To Lviv with aid supplies and home full of impressions
What should you do with specific donations for aid transport to Ukraine, when also the need for longer-term partners on the other side of the border is growing?
Send a next transport there, or go yourself?
From contact that Bread of Life founders Richard and Brooke had with Jim and Sandy McCann of Joshua Life House Centers in Lviv, the largest city in western Ukraine, confidence grew that we would be able to get such partners with them – with 29 years of experience in Ukraine, an awesome network of contacts further into the country, but also a calling that connects in a wonderful way with much of what we are doing in Poland.
Over four tons of long-life food, to be divided into 300 heavy food packages, about 100 mattresses on cardboard pallets, various individual items… Well, how are we going to do that? And so a relief convoy of the three Bread of Life vans from Poznan, Kalisz and Pleszew came into being, overloaded to what seemed still responsible and explainable, on to Lviv, 50 miles from the Ukrainian border, but 450 miles from us.
Just a few impressions from the trip:
- Sitting alone in a van for hours on end (no, a van is not fast…) is quite boring. Happy with Spotify and YouTube! 🙂
- Crossing the border, both there and back, is a lottery. With remarkably friendly Ukrainians, highly controlling Poles, non-transparent paperwork and queues that give you scary visions. The big red crosses on our vans worked wonders, so somehow we could bluntly pass several queues, and while long hours and long days for heavier traffic is the norm, in both cases we were on the other side within about 1.5 hours. A miracle!
- Western Ukraine appears relatively peaceful, apart from many heavily armed soldiers, several roadblocks and extremely little traffic due to a fuel crisis. Almost nowhere is petrol or diesel available, and where there is, we saw long queues.

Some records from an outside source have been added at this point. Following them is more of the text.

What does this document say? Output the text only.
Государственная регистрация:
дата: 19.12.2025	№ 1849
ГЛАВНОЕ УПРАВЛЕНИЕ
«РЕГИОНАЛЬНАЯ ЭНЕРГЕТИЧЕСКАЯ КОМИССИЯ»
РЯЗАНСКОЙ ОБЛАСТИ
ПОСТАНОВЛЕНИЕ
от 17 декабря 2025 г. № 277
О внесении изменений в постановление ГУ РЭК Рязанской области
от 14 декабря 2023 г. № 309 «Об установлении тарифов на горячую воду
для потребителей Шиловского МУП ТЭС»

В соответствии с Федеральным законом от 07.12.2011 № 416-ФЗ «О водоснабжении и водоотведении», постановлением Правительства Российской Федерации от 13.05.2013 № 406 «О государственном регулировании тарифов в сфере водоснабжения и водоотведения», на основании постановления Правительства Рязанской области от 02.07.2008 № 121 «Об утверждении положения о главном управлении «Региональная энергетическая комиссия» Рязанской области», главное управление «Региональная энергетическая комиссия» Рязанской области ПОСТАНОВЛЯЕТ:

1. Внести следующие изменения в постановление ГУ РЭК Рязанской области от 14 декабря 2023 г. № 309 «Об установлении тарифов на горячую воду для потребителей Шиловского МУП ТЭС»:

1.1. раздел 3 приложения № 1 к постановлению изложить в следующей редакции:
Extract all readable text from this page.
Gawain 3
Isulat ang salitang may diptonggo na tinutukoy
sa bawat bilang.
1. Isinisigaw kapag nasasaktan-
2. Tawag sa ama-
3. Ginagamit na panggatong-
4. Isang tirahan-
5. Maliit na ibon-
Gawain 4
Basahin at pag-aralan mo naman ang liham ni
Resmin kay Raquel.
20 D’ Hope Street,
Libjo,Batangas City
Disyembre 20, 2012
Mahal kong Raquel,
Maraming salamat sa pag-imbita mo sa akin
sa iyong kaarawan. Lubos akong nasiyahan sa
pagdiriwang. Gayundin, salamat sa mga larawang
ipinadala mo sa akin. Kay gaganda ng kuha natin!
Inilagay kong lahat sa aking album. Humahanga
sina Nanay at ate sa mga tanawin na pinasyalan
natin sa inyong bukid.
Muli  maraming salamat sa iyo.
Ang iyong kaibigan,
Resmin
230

- About 6 hours after we left, as we later understood from Jim and Sandy, there were air raid sirens all over the city again, next Russian missiles were shot from the sky… It is war.
- Lviv is a beautiful city! Especially with so little traffic! And with an unreal atmosphere of buskers and grandpas playing chess in the park in front of the famous opera house on the one hand, and sandbags and protection for monuments and soldiers patrolling everywhere on the other…
Meeting Jim and Sandy in Lviv was beautiful and encouraging. The unloading of the goods in their premises went quickly, while we were given a tour and saw how a renovation into a reception center for refugees is almost completed. No, this renovation had not started in March… Someone Else clearly took the initiative here.
In addition to all the food parcels going to hard-hit villages and suburbs of Kyiv such as Bucha and Irpin, we had the opportunity to personally deliver 50 parcels to a large refugee reception center in the Faculty buildings of Veterinary Medicine of the University of Lviv. That sounds sensible, but the circumstances were shocking. Dorms of more than 100 beds closely together, moldy hallways, hardly any sanitary facilities, and the ones present seemed not to be maintained or cleaned for at least 50 years…
In one of the large dormitories we saw Kira, a girl of about 14 years old from the Lugansk region (Donbas), who had her own drawings on the wall. Words are inadequate here…
Individually we had the opportunity to distribute packages to various refugees who Jim and Sandy know. For example, I met with a family from Sievierodonetsk, the city in the Donbas where the heaviest fighting is now taking place, and which is currently being razed to the ground… Vitali and Viktoria, their son David with dog Knopka, live in a room of not more than 100 square feet, at the end of that narrow, moldy hallway, and wait. No one knows on what, but I was still happy to share with them that they are not forgotten, to give them a glimmer of hope and pray for God’s blessing on them. It was impressive to see how brave they are.
Since we saw the appalling conditions for the many refugees in Ukraine itself, for whom there is actually not much room at all, we are even happier with any help we can offer in Poland. Where there is a chance for a safer and more stable existence. And where we ourselves are encouraged by them!